In 1975, Thomas Alfred Taylor was charged with raping a 12-year-old girl in his pickup truck off a highway in Arkansas' Washington County. Details of that night and the subsequent court proceedings were painstakingly reconstructed in 2008 by Glenn Thrush, then a reporter for Newsday and now with Politico.
While the girl willingly went for a ride with Taylor, she said she did not consent to sex and was later admitted to a hospital with injuries consistent with rape.
At his court hearing, Taylor asked for a woman to represent him. According to Thrush's report, the county had just a "half-dozen" female attorneys available.

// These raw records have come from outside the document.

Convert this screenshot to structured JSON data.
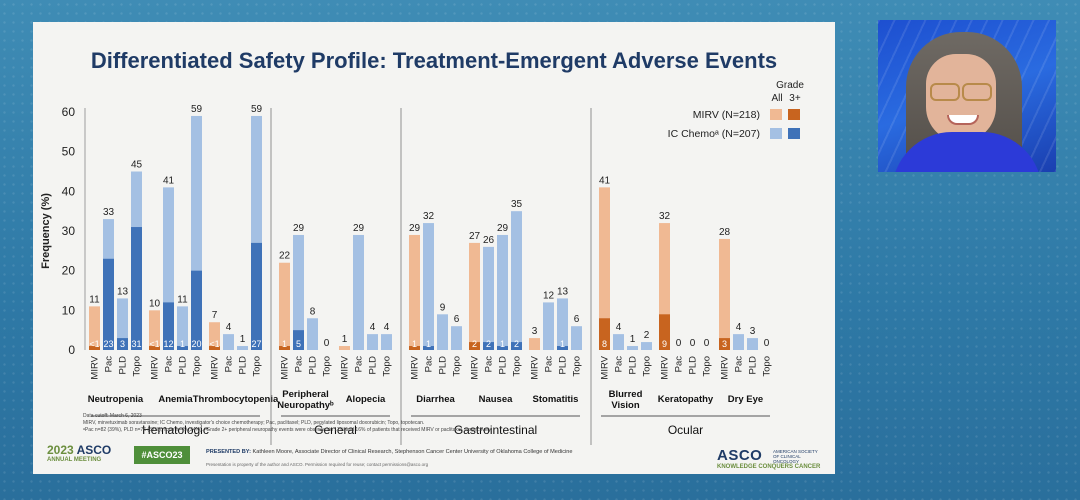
{
  "slide": {
    "title": "Differentiated Safety Profile: Treatment-Emergent Adverse Events"
  },
  "colors": {
    "mirv_all": "#f0b993",
    "mirv_3plus": "#c8641f",
    "ic_all": "#a4c0e3",
    "ic_3plus": "#3f72b8",
    "title": "#1f3b66"
  },
  "chart_data": {
    "type": "bar",
    "ylabel": "Frequency (%)",
    "ylim": [
      0,
      60
    ],
    "yticks": [
      0,
      10,
      20,
      30,
      40,
      50,
      60
    ],
    "legend": {
      "header_grade": "Grade",
      "header_all": "All",
      "header_3plus": "3+",
      "series": [
        "MIRV (N=218)",
        "IC Chemoᵃ (N=207)"
      ],
      "placement": "top-right"
    },
    "groups": [
      {
        "name": "Hematologic",
        "events": [
          {
            "name": "Neutropenia",
            "bars": [
              {
                "arm": "MIRV",
                "all": 11,
                "g3": 1,
                "g3_label": "<1"
              },
              {
                "arm": "Pac",
                "all": 33,
                "g3": 23,
                "g3_label": "23"
              },
              {
                "arm": "PLD",
                "all": 13,
                "g3": 3,
                "g3_label": "3"
              },
              {
                "arm": "Topo",
                "all": 45,
                "g3": 31,
                "g3_label": "31"
              }
            ]
          },
          {
            "name": "Anemia",
            "bars": [
              {
                "arm": "MIRV",
                "all": 10,
                "g3": 1,
                "g3_label": "<1"
              },
              {
                "arm": "Pac",
                "all": 41,
                "g3": 12,
                "g3_label": "12"
              },
              {
                "arm": "PLD",
                "all": 11,
                "g3": 1,
                "g3_label": "1"
              },
              {
                "arm": "Topo",
                "all": 59,
                "g3": 20,
                "g3_label": "20"
              }
            ]
          },
          {
            "name": "Thrombocytopenia",
            "bars": [
              {
                "arm": "MIRV",
                "all": 7,
                "g3": 1,
                "g3_label": "<1"
              },
              {
                "arm": "Pac",
                "all": 4,
                "g3": 0,
                "g3_label": ""
              },
              {
                "arm": "PLD",
                "all": 1,
                "g3": 0,
                "g3_label": ""
              },
              {
                "arm": "Topo",
                "all": 59,
                "g3": 27,
                "g3_label": "27"
              }
            ]
          }
        ]
      },
      {
        "name": "General",
        "events": [
          {
            "name": "Peripheral Neuropathyᵇ",
            "bars": [
              {
                "arm": "MIRV",
                "all": 22,
                "g3": 1,
                "g3_label": "1"
              },
              {
                "arm": "Pac",
                "all": 29,
                "g3": 5,
                "g3_label": "5"
              },
              {
                "arm": "PLD",
                "all": 8,
                "g3": 0,
                "g3_label": ""
              },
              {
                "arm": "Topo",
                "all": 0,
                "g3": 0,
                "g3_label": ""
              }
            ]
          },
          {
            "name": "Alopecia",
            "bars": [
              {
                "arm": "MIRV",
                "all": 1,
                "g3": 0,
                "g3_label": ""
              },
              {
                "arm": "Pac",
                "all": 29,
                "g3": 0,
                "g3_label": ""
              },
              {
                "arm": "PLD",
                "all": 4,
                "g3": 0,
                "g3_label": ""
              },
              {
                "arm": "Topo",
                "all": 4,
                "g3": 0,
                "g3_label": ""
              }
            ]
          }
        ]
      },
      {
        "name": "Gastrointestinal",
        "events": [
          {
            "name": "Diarrhea",
            "bars": [
              {
                "arm": "MIRV",
                "all": 29,
                "g3": 1,
                "g3_label": "1"
              },
              {
                "arm": "Pac",
                "all": 32,
                "g3": 1,
                "g3_label": "1"
              },
              {
                "arm": "PLD",
                "all": 9,
                "g3": 0,
                "g3_label": ""
              },
              {
                "arm": "Topo",
                "all": 6,
                "g3": 0,
                "g3_label": ""
              }
            ]
          },
          {
            "name": "Nausea",
            "bars": [
              {
                "arm": "MIRV",
                "all": 27,
                "g3": 2,
                "g3_label": "2"
              },
              {
                "arm": "Pac",
                "all": 26,
                "g3": 2,
                "g3_label": "2"
              },
              {
                "arm": "PLD",
                "all": 29,
                "g3": 1,
                "g3_label": "1"
              },
              {
                "arm": "Topo",
                "all": 35,
                "g3": 2,
                "g3_label": "2"
              }
            ]
          },
          {
            "name": "Stomatitis",
            "bars": [
              {
                "arm": "MIRV",
                "all": 3,
                "g3": 0,
                "g3_label": ""
              },
              {
                "arm": "Pac",
                "all": 12,
                "g3": 0,
                "g3_label": ""
              },
              {
                "arm": "PLD",
                "all": 13,
                "g3": 1,
                "g3_label": "1"
              },
              {
                "arm": "Topo",
                "all": 6,
                "g3": 0,
                "g3_label": ""
              }
            ]
          }
        ]
      },
      {
        "name": "Ocular",
        "events": [
          {
            "name": "Blurred Vision",
            "bars": [
              {
                "arm": "MIRV",
                "all": 41,
                "g3": 8,
                "g3_label": "8"
              },
              {
                "arm": "Pac",
                "all": 4,
                "g3": 0,
                "g3_label": ""
              },
              {
                "arm": "PLD",
                "all": 1,
                "g3": 0,
                "g3_label": ""
              },
              {
                "arm": "Topo",
                "all": 2,
                "g3": 0,
                "g3_label": ""
              }
            ]
          },
          {
            "name": "Keratopathy",
            "bars": [
              {
                "arm": "MIRV",
                "all": 32,
                "g3": 9,
                "g3_label": "9"
              },
              {
                "arm": "Pac",
                "all": 0,
                "g3": 0,
                "g3_label": ""
              },
              {
                "arm": "PLD",
                "all": 0,
                "g3": 0,
                "g3_label": ""
              },
              {
                "arm": "Topo",
                "all": 0,
                "g3": 0,
                "g3_label": ""
              }
            ]
          },
          {
            "name": "Dry Eye",
            "bars": [
              {
                "arm": "MIRV",
                "all": 28,
                "g3": 3,
                "g3_label": "3"
              },
              {
                "arm": "Pac",
                "all": 4,
                "g3": 0,
                "g3_label": ""
              },
              {
                "arm": "PLD",
                "all": 3,
                "g3": 0,
                "g3_label": ""
              },
              {
                "arm": "Topo",
                "all": 0,
                "g3": 0,
                "g3_label": ""
              }
            ]
          }
        ]
      }
    ]
  },
  "footer": {
    "cutoff": "Data cutoff: March 6, 2023",
    "abbrev": "MIRV, mirvetuximab soravtansine; IC Chemo, investigator's choice chemotherapy; Pac, paclitaxel; PLD, pegylated liposomal doxorubicin; Topo, topotecan.",
    "notes": "ᵃPac n=82 (39%), PLD n=76 (37%), Topo n=49 (24%). ᵇGrade 2+ peripheral neuropathy events were observed in 12% and 16% of patients that received MIRV or paclitaxel, respectively.",
    "meeting_year": "2023",
    "meeting_brand": "ASCO",
    "meeting_label": "ANNUAL MEETING",
    "hashtag": "#ASCO23",
    "presented_prefix": "PRESENTED BY:",
    "presenter": "Kathleen Moore, Associate Director of Clinical Research, Stephenson Cancer Center University of Oklahoma College of Medicine",
    "property": "Presentation is property of the author and ASCO. Permission required for reuse; contact permissions@asco.org",
    "asco_logo": "ASCO",
    "asco_society": "AMERICAN SOCIETY OF CLINICAL ONCOLOGY",
    "asco_tagline": "KNOWLEDGE CONQUERS CANCER"
  }
}
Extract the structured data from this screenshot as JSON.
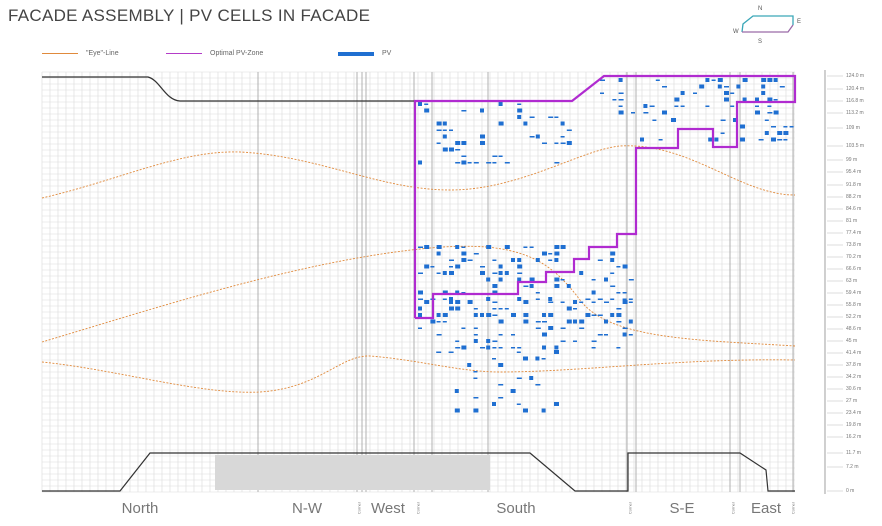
{
  "title": "FACADE ASSEMBLY | PV CELLS IN FACADE",
  "legend": [
    {
      "label": "\"Eye\"-Line",
      "color": "#e08a3c"
    },
    {
      "label": "Optimal PV-Zone",
      "color": "#b43cc8"
    },
    {
      "label": "PV",
      "color": "#1f6fd1"
    }
  ],
  "compass": {
    "n": "N",
    "e": "E",
    "s": "S",
    "w": "W"
  },
  "sections": [
    "North",
    "N-W",
    "West",
    "South",
    "S-E",
    "East"
  ],
  "corner_label": "Corner",
  "levels": [
    "124.0 m",
    "120.4 m",
    "116.8 m",
    "113.2 m",
    "109 m",
    "103.5 m",
    "99 m",
    "95.4 m",
    "91.8 m",
    "88.2 m",
    "84.6 m",
    "81 m",
    "77.4 m",
    "73.8 m",
    "70.2 m",
    "66.6 m",
    "63 m",
    "59.4 m",
    "55.8 m",
    "52.2 m",
    "48.6 m",
    "45 m",
    "41.4 m",
    "37.8 m",
    "34.2 m",
    "30.6 m",
    "27 m",
    "23.4 m",
    "19.8 m",
    "16.2 m",
    "11.7 m",
    "7.2 m",
    "0 m"
  ],
  "colors": {
    "grid": "#d4d4d4",
    "outline": "#333333",
    "zone": "#b02bd0",
    "pv": "#1f6fd1",
    "eye": "#e08a3c"
  }
}
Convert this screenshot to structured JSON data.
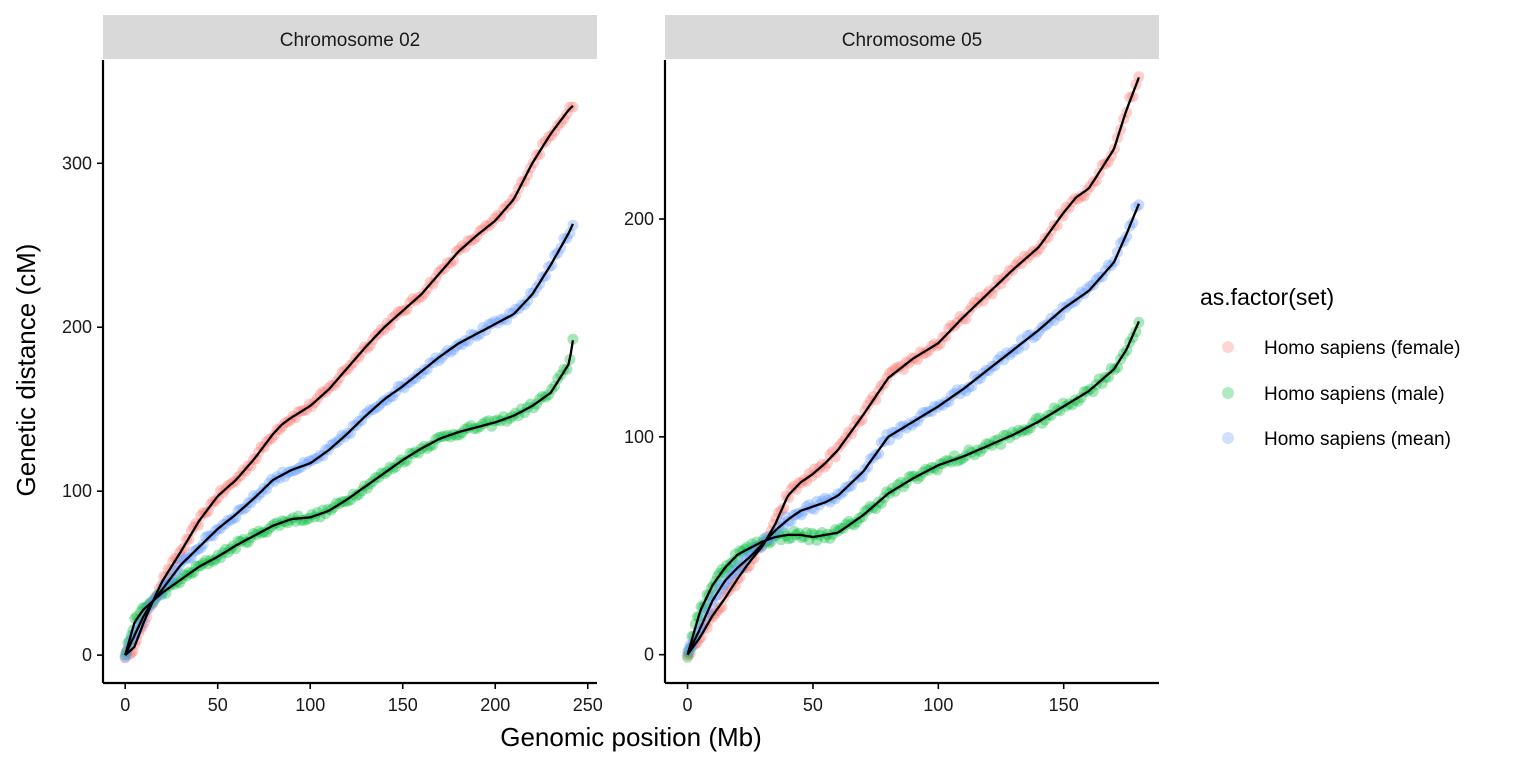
{
  "chart_data": [
    {
      "type": "scatter",
      "panel": "Chromosome 02",
      "xlabel": "Genomic position (Mb)",
      "ylabel": "Genetic distance (cM)",
      "xlim": [
        -12,
        255
      ],
      "ylim": [
        -17,
        363
      ],
      "x_ticks": [
        0,
        50,
        100,
        150,
        200,
        250
      ],
      "y_ticks": [
        0,
        100,
        200,
        300
      ],
      "series": [
        {
          "name": "Homo sapiens (female)",
          "color": "#F8766D",
          "x": [
            0,
            5,
            10,
            15,
            20,
            30,
            40,
            50,
            60,
            70,
            80,
            85,
            90,
            100,
            110,
            120,
            130,
            140,
            150,
            160,
            170,
            180,
            190,
            200,
            210,
            220,
            230,
            240,
            242
          ],
          "y": [
            0,
            5,
            20,
            33,
            45,
            63,
            82,
            97,
            107,
            120,
            135,
            141,
            145,
            152,
            162,
            175,
            188,
            200,
            210,
            220,
            233,
            246,
            256,
            265,
            278,
            300,
            318,
            333,
            335
          ]
        },
        {
          "name": "Homo sapiens (male)",
          "color": "#00BA38",
          "x": [
            0,
            5,
            10,
            15,
            20,
            30,
            40,
            50,
            60,
            70,
            80,
            90,
            100,
            110,
            120,
            130,
            140,
            150,
            160,
            170,
            180,
            190,
            200,
            210,
            220,
            230,
            240,
            242
          ],
          "y": [
            0,
            20,
            28,
            33,
            38,
            46,
            54,
            60,
            67,
            73,
            79,
            83,
            84,
            88,
            95,
            103,
            111,
            119,
            126,
            132,
            136,
            139,
            142,
            146,
            152,
            160,
            178,
            192
          ]
        },
        {
          "name": "Homo sapiens (mean)",
          "color": "#619CFF",
          "x": [
            0,
            5,
            10,
            15,
            20,
            30,
            40,
            50,
            60,
            70,
            80,
            90,
            100,
            110,
            120,
            130,
            140,
            150,
            160,
            170,
            180,
            190,
            200,
            210,
            220,
            230,
            240,
            242
          ],
          "y": [
            0,
            12,
            24,
            33,
            40,
            55,
            66,
            77,
            86,
            96,
            107,
            113,
            117,
            125,
            135,
            146,
            156,
            164,
            173,
            182,
            190,
            196,
            202,
            208,
            220,
            238,
            258,
            263
          ]
        }
      ]
    },
    {
      "type": "scatter",
      "panel": "Chromosome 05",
      "xlabel": "Genomic position (Mb)",
      "ylabel": "Genetic distance (cM)",
      "xlim": [
        -9,
        188
      ],
      "ylim": [
        -13,
        273
      ],
      "x_ticks": [
        0,
        50,
        100,
        150
      ],
      "y_ticks": [
        0,
        100,
        200
      ],
      "series": [
        {
          "name": "Homo sapiens (female)",
          "color": "#F8766D",
          "x": [
            0,
            5,
            10,
            15,
            20,
            25,
            30,
            35,
            40,
            45,
            50,
            55,
            60,
            70,
            80,
            90,
            100,
            110,
            120,
            130,
            140,
            150,
            155,
            160,
            170,
            175,
            180
          ],
          "y": [
            0,
            8,
            18,
            26,
            35,
            43,
            50,
            60,
            73,
            79,
            83,
            88,
            94,
            110,
            127,
            136,
            143,
            155,
            166,
            177,
            187,
            203,
            210,
            214,
            232,
            250,
            265
          ]
        },
        {
          "name": "Homo sapiens (male)",
          "color": "#00BA38",
          "x": [
            0,
            5,
            10,
            15,
            20,
            25,
            30,
            35,
            40,
            45,
            50,
            55,
            60,
            70,
            80,
            90,
            100,
            110,
            120,
            130,
            140,
            150,
            160,
            170,
            175,
            180
          ],
          "y": [
            0,
            20,
            32,
            40,
            46,
            49,
            52,
            54,
            55,
            55,
            54,
            55,
            56,
            64,
            74,
            81,
            87,
            91,
            96,
            101,
            107,
            114,
            121,
            131,
            140,
            153
          ]
        },
        {
          "name": "Homo sapiens (mean)",
          "color": "#619CFF",
          "x": [
            0,
            5,
            10,
            15,
            20,
            25,
            30,
            35,
            40,
            45,
            50,
            55,
            60,
            70,
            80,
            90,
            100,
            110,
            120,
            130,
            140,
            150,
            160,
            170,
            175,
            180
          ],
          "y": [
            0,
            12,
            25,
            34,
            40,
            45,
            51,
            57,
            62,
            66,
            68,
            70,
            73,
            84,
            100,
            107,
            114,
            122,
            131,
            140,
            149,
            159,
            167,
            180,
            193,
            207
          ]
        }
      ]
    }
  ],
  "legend": {
    "title": "as.factor(set)",
    "items": [
      {
        "label": "Homo sapiens (female)",
        "color": "#F8766D"
      },
      {
        "label": "Homo sapiens (male)",
        "color": "#00BA38"
      },
      {
        "label": "Homo sapiens (mean)",
        "color": "#619CFF"
      }
    ]
  },
  "axis_titles": {
    "x": "Genomic position (Mb)",
    "y": "Genetic distance (cM)"
  }
}
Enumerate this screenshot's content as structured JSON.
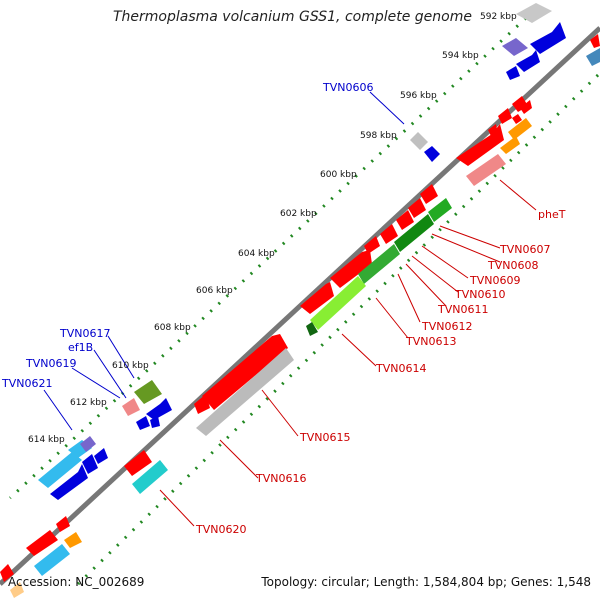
{
  "title": "Thermoplasma volcanium GSS1, complete genome",
  "footer": {
    "accession": "Accession: NC_002689",
    "summary": "Topology: circular; Length: 1,584,804 bp; Genes: 1,548"
  },
  "ticks": [
    "592 kbp",
    "594 kbp",
    "596 kbp",
    "598 kbp",
    "600 kbp",
    "602 kbp",
    "604 kbp",
    "606 kbp",
    "608 kbp",
    "610 kbp",
    "612 kbp",
    "614 kbp"
  ],
  "labels_blue": [
    "TVN0606",
    "TVN0617",
    "ef1B",
    "TVN0619",
    "TVN0621"
  ],
  "labels_red": [
    "pheT",
    "TVN0607",
    "TVN0608",
    "TVN0609",
    "TVN0610",
    "TVN0611",
    "TVN0612",
    "TVN0613",
    "TVN0614",
    "TVN0615",
    "TVN0616",
    "TVN0620"
  ],
  "colors": {
    "red": "#ff0000",
    "blue": "#0000dd",
    "green": "#118811",
    "grey": "#bbbbbb",
    "backbone": "#777777"
  }
}
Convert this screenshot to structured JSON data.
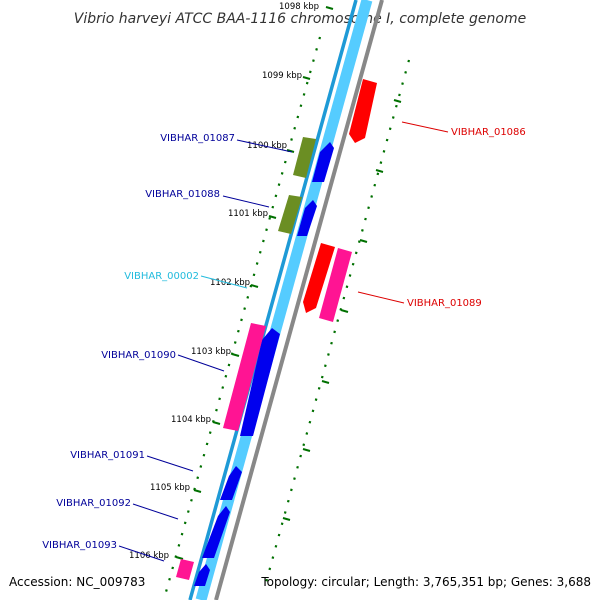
{
  "title": "Vibrio harveyi ATCC BAA-1116 chromosome I, complete genome",
  "accession": "Accession: NC_009783",
  "topology": "Topology: circular; Length: 3,765,351 bp; Genes: 3,688",
  "colors": {
    "backbone_gray": "#888888",
    "backbone_blue": "#1e9ad6",
    "backbone_light": "#55ccff",
    "cds": "#0000ee",
    "tick": "#007000",
    "label_navy": "#000099",
    "label_cyan": "#22bbdd",
    "label_red": "#dd0000",
    "feature_red": "#ff0000",
    "feature_pink": "#ff1493",
    "feature_olive": "#6b8e23"
  },
  "ticks": [
    "1098 kbp",
    "1099 kbp",
    "1100 kbp",
    "1101 kbp",
    "1102 kbp",
    "1103 kbp",
    "1104 kbp",
    "1105 kbp",
    "1106 kbp"
  ],
  "genes": [
    {
      "label": "VIBHAR_01086",
      "color": "#dd0000"
    },
    {
      "label": "VIBHAR_01087",
      "color": "#000099"
    },
    {
      "label": "VIBHAR_01088",
      "color": "#000099"
    },
    {
      "label": "VIBHAR_00002",
      "color": "#22bbdd"
    },
    {
      "label": "VIBHAR_01089",
      "color": "#dd0000"
    },
    {
      "label": "VIBHAR_01090",
      "color": "#000099"
    },
    {
      "label": "VIBHAR_01091",
      "color": "#000099"
    },
    {
      "label": "VIBHAR_01092",
      "color": "#000099"
    },
    {
      "label": "VIBHAR_01093",
      "color": "#000099"
    }
  ]
}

A judge appointed Clinton, new to the South and looking to establish the University of Arkansas' fledgling legal aid clinic, to the task.
Clinton mounted a vigorous defense that included discrediting the child victim's story by writing in an affidavit that the girl was "emotionally unstable with a tendency to seek out older men" and had made "false accusations" in the past. The victim told Thrush in 2008 and the Daily Beast that Clinton made that up. But investigators in the case also found inconsistencies in the victim's story, according to Thrush's reporting.
Those details didn't make it into Clinton's memoir Living History or her recollections of the case in the newly released interview. She does note that the defendant passed a lie-detector test - "which forever destroyed my faith in polygraphs," she said in the 1980s - and she said the prosecution botched one of the most important pieces of evidence, Taylor's blood-stained underwear. She called it a "terrible case."
Taylor, charged with first-degree rape, ultimately pleaded guilty to unlawful fondling of a minor. He died in 1992.
Clinton's words
"A prosecutor called me years ago, and said that he had a guy who was accused of rape and the guy wanted a woman lawyer," Clinton said. "Would I do it as a favor to him?"
Washington County prosecutor Mahlon Gibson "called to tell me an indigent prisoner accused of raping a twelve-year-old girl wanted a woman lawyer. Gibson had recommended that the criminal court judge, Maupin Cummings, appoint me. I told Mahlon I really don't feel comfortable taking on such a client, but Mahlon gently reminded me that I couldn't very well refuse the judge's request."